Build it and they will come – eventually

Sarah Hayward
— 1 minute read

Much of the infrastructure to enable cross-border flows into Australian managed funds is in place, writes Calastone’s Sarah Hayward – but the floodgates have yet to open.

New and improved structures aimed at opening market borders should help pave the way for a more vibrant, sustainable investment management industry in Australia.

Yet while new infrastructure has been built and are ready to facilitate the trading of managed funds across borders, we are yet to see substantial international flows.

New technology-enabled solutions, geared towards delivering improved and safer investor outcomes, are emerging across the supply chain.

Despite this, behavioural, regulatory and legislative obstacles continue to exist, preventing the free flow of managed fund investment across borders.

The fact is that while obstacles to outbound and inbound investing are substantial, the technological infrastructure is already in place for a truly international managed funds market.

Local managers have already successfully attracted around $100 billion from offshore investors, almost double the investment from a decade ago.

This international flow, however, pales in comparison to the total $2.8 trillion fund assets in Australia, and falls desperately short against global peers.

Foreign capital represents 31 per cent of total funds in the United Kingdom, 68.5 per cent in Hong Kong, 80 per cent in Singapore and 99 per cent in Luxembourg.

From an outflow perspective, the size of Australia’s funds management market continues to eclipse Australia’s national GDP, placing greater pressure on domestic capital to seek diversification via offshore investment strategies, sectors and skills.

This requires an efficient market structure that aids, not inhibits, cross border reach and flow.
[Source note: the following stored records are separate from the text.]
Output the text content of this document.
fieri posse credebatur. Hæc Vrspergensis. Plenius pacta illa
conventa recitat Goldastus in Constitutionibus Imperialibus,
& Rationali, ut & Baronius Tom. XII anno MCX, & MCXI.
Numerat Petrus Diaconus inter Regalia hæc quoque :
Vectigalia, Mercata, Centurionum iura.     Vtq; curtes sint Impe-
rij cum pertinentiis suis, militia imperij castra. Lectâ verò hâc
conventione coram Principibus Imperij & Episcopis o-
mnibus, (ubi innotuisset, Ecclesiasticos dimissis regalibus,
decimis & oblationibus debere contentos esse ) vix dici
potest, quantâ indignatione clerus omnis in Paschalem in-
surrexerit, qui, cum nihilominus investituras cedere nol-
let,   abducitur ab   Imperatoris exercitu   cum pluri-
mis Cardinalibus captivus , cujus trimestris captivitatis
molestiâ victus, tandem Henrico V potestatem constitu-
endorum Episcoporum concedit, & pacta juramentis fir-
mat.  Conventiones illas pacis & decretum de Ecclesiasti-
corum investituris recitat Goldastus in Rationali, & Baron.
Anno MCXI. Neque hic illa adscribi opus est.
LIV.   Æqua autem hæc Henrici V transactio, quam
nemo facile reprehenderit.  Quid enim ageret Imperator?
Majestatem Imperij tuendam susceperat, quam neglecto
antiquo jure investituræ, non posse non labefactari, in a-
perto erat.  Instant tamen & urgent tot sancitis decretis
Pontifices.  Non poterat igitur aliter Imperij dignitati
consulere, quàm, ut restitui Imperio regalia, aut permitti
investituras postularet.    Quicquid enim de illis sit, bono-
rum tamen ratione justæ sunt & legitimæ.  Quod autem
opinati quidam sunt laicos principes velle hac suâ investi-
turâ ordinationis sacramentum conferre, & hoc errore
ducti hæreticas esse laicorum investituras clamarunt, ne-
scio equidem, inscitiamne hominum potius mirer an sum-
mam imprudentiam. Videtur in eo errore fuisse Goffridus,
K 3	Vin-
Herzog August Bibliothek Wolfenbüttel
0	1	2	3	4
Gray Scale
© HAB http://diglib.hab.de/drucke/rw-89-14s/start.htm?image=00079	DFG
Australian investors seeking international exposure are limited to certain investment options, in order of accessibility:

  • ETFs for hands-off exposure;
  • Australian dollar domiciled funds of international strategies;
  • Direct international shares through brokers;
  • Separately managed accounts that allow international exposure; and
  • Offshore based funds in other jurisdictions (often requiring nominal holding companies).

Where ETF exposure can be relatively simple to implement, the more direct and active styles of international investing can be complicated processes for the investor, the fund and the adviser.

Further, the way in which advisers are incentivised and investors are taxed arguably discourages outbound and inbound investing respectively. For instance:

  • Appetite among financial advisers to move client capital into more exotic or extra-territorial funds of which they have less understanding is very low (risk/reward payoff not sufficient);
  • Limited professional indemnity insurance protection for advisers further reduces appetite to move investors into new territories; and
  • All income, derived from domestic or international investments, is subject to Australian tax, at rates comparatively much higher than international peer markets.

The creation of collective investment vehicles, mutual recognition of fund schemes and fund passport arrangements have offered political and practical salves while current regime parameters persist.

The Asia Region Funds Passport is targeted to commence 1 January 2018, enabling managers to offer products to retail investors in participating countries – starting with Australia, New Zealand, South Korea, Japan and Thailand.

This demonstrates a big step in harmonising market access, reinforced by recent reforms to Australia’s Investment Manager Regime, however industry advocates, notably the Financial Services Council, remain vocal about the risk of Australian managers being excluded if Australia’s high non-resident withholding taxes are not reformed or appropriate investment vehicles not created.

The government is currently reviewing withholding taxes levied at foreign investors for income and capital gains from investment trusts in Australia, following industry consultation last year.

We also have much to learn from how undertakings for collective investment in transferable securities (UCITs) have overcome many of the obstacles associated with international funds investing.

We can take heart that the 32 years of learnings, since UCITs were introduced in 1985, have been modelled into the Asia Region Funds Passport, and that the regulatory environment for UCITs is becoming more standardised.

For instance, in November 2016, The Association of the Luxembourg Fund Industry (ALFI) negotiated with ASIC the exemption for UCITs to hold an Australian Financial Services Licence, paving way to a greater range of funds offered by overseas fund managers to Australians.

As yet, we have not seen this development translate to a surge in fund transactions on our network, the reason potentially being driven by other cited market factors.

So, while there is work to be done in the facilitation layer to encourage greater cross-border flow of funds, the pipes are in place to support an active and truly international funds management sector.

Build it and they will come… eventually, with the right amount of regulatory harmonisation.

Sarah Hayward is the head of Calastone Australia and New Zealand.